Cultural Ownership

ISHA 2006-07

Is ownership an adequate model when it comes to matters of culture? Who should be the stewards of cultural artifacts, be they archaeological remains, works of art, or languages? Can a group claim primary ownership of what it views as its cultural heritage, or must competing interests be recognized? If so, what kinds of interests may make a legitimate claim, and how is their legitimacy determined? Should a balance be struck between the interests of scientific investigation and the conflicting claims of an indigenous people? Who owns topics, experiences, or forms that may be used or appropriated in works of literature, art, or music? Are certain images sacrosanct or to be treated with special care for cultural reasons? What is at stake when Western pharmaceuticals use resources regarded as indigenous in other parts of the world to develop profit-making but also life-enhancing medicines? Should restrictions and obligations be placed on scholars who seek to work with contested materials, and if so, what kinds? Does the search for authenticity occlude the realities of cultural fusion and transmigration? What issues are at stake when a group does not have the means to preserve its culture but preservation has a primary value?

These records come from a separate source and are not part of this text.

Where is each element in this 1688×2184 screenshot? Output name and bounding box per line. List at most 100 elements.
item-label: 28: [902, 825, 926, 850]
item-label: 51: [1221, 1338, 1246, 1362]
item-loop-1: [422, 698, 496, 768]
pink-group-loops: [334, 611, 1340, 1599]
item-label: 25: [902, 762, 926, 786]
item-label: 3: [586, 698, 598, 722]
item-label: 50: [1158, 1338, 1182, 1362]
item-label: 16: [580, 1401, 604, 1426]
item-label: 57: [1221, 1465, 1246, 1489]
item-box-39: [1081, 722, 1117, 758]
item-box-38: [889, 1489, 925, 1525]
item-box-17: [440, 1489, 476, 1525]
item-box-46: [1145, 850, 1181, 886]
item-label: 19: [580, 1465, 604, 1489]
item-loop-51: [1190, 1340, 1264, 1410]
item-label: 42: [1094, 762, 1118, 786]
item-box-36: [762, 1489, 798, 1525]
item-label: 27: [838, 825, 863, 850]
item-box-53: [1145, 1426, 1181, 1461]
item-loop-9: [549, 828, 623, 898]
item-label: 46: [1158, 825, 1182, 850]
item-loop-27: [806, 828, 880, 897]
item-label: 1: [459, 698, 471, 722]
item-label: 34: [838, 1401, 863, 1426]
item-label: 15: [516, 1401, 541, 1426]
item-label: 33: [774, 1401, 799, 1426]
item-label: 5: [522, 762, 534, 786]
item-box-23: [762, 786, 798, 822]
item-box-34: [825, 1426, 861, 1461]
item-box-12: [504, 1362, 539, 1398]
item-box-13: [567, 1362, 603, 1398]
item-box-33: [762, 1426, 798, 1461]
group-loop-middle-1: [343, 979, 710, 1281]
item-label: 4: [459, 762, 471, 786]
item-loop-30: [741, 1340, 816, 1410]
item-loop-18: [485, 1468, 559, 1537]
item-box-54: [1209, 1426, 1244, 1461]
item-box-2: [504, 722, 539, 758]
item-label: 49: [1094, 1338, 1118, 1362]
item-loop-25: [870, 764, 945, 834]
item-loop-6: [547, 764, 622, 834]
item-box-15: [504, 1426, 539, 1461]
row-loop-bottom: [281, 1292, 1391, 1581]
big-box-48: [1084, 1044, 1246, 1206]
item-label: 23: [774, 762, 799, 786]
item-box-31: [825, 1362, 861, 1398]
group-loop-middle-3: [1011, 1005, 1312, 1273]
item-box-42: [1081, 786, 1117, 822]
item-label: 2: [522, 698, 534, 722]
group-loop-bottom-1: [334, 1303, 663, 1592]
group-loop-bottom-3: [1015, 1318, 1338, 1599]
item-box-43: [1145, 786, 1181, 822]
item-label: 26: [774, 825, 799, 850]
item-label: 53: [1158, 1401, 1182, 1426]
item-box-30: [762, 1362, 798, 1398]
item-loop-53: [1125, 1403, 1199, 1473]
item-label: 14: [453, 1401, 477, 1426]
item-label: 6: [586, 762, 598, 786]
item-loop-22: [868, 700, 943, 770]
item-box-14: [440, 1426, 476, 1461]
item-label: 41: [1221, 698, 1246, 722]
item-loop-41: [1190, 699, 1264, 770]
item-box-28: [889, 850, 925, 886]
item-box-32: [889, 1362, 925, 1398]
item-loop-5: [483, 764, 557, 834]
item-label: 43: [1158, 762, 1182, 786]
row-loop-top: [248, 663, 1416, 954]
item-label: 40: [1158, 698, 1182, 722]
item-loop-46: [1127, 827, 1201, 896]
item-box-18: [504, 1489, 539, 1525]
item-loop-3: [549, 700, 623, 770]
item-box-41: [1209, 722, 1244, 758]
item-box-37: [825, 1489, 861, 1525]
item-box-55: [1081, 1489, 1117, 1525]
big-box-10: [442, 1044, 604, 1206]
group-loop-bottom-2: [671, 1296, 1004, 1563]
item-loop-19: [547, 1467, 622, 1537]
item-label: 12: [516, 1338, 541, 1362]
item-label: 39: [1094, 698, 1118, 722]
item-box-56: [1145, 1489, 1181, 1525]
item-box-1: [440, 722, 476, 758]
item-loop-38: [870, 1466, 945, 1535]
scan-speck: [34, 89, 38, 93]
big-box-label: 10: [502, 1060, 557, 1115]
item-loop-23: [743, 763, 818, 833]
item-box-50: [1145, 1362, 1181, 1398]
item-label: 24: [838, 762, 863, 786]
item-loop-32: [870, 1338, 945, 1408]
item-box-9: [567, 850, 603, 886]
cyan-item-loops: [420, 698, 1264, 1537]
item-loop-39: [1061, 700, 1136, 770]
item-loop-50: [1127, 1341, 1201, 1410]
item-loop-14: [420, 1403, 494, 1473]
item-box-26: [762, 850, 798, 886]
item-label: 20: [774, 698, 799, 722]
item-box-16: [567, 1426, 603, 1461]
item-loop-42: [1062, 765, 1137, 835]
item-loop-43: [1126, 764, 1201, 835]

In various forms and in various locations, such questions are salient ones today. Some are reinforced because of the realities of globalisation; some emerge from a long history of colonialism and its aftermath; some derive from other legacies of conflict; some are intrinsic to newly developing forms of interaction. Because of the importance of these issues, the Interdisciplinary Seminar in the Humanities and Fine Arts selected the theme of Cultural Ownership for its seminar of 2006-07.

Fellows

Sky Arndt-Briggs
German and Scandinavian Studies
Changing Definitions of Cultural Ownership: The Absorption of Communist East Germany into a United Capitalist Germany.

David Bollier 
Independent
Dreams of a Common Culture.

Olga Gershenson 
Judaic and Near Eastern Studies Department
Soviet-Jewish Film, Owned and Disowned. 

Laetitia La Follette
Department of Art, Architecture and Art History
Did True Go Wrong? Cultural ownership, antiquities and the museum.

Robert Paynter 
Department of Anthropology
Native American Graves and Repatriation. 

Oriol Pi-Sunyer 
Department of Anthropology
The Papers of Salamanca and Other Cultural Property Episodes in Catalonia. 

Banumathi Subramaniam
Women, Gender, and Sexuality Studies
Genes "R" Us? Genetics, Cultures, and the Limits of Individual Ownership. 

Anthony Tuck
Department of Classics
Restless Culture: Terrorist Financing, Drugs and the Illicit Market for Antiquities. 

Paul Walsh 
Department of Theater
Actor Research, Cultural Appropriation, and the Ownership of Experience. 

Martin Wobst
Department of Anthropology
Indigenous Archaeologies and Cultural Ownership.